The lead plaintiff in this lawsuit against the TPP is a member of the Japanese Diet (Parliament) and former agriculture minister, and the the legal argument addresses a huge flash point in Japanese culture:
More than 1,000 people filed a lawsuit against the government on Friday, seeking to halt Japan’s involvement in 12-country talks on a Pacific Rim free trade agreement, which they called “unconstitutional.”One of the consistent concerns of Japanese society is food security, a rather unsurprising fact given that the nation is both densely populated and highly populated, placing arable land at a premium.
A total of 1,063 plaintiffs, including lawmakers, claimed in the case brought to the Tokyo District Court that the proposed Trans-Pacific Partnership would undermine their basic human rights under the Constitution.

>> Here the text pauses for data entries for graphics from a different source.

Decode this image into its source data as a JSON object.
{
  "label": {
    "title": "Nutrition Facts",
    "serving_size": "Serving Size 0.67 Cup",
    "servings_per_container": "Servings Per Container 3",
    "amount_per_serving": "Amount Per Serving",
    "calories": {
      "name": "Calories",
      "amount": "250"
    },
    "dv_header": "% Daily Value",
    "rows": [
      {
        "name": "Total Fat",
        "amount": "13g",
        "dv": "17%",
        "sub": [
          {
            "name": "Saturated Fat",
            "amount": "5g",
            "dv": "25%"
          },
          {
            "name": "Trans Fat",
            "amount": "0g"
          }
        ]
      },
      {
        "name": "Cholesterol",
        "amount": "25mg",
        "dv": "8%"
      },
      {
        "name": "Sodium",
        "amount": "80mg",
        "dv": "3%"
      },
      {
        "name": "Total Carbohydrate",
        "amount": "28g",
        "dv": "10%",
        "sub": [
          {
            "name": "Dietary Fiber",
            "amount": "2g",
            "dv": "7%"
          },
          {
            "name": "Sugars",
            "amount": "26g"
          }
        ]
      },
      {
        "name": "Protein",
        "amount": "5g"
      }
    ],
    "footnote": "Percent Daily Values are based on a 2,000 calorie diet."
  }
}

The lawsuit is led by Masahiko Yamada, 73, a lawyer who served as agriculture minister in 2010 as part of the Democratic Party of Japan government.
“The TPP could violate the Japanese right to get stable food supply, or the right to live, guaranteed by Article 25 of the nation’s Constitution,” Yamada, who abandoned his party in 2012 over then-Prime Minister Yoshihiko Noda’s push to join the TPP talks, said Thursday before the court filing.
The envisaged pact would benefit big corporations but would jeopardize the country’s food safety and medical systems, and destroy the domestic farm sector, according to the plaintiffs.
Particularly when juxtaposed with the Soybean Bounce of the 1970s, when the US abruptly embargoed soybean exports in response to a spike in livestock feed prices, which sent Japan scrambling for alternate sources of their dietary staple, this is is a big deal.
Even if the case gets laughed out of court, it will be a lightning rod for opponents of the deal.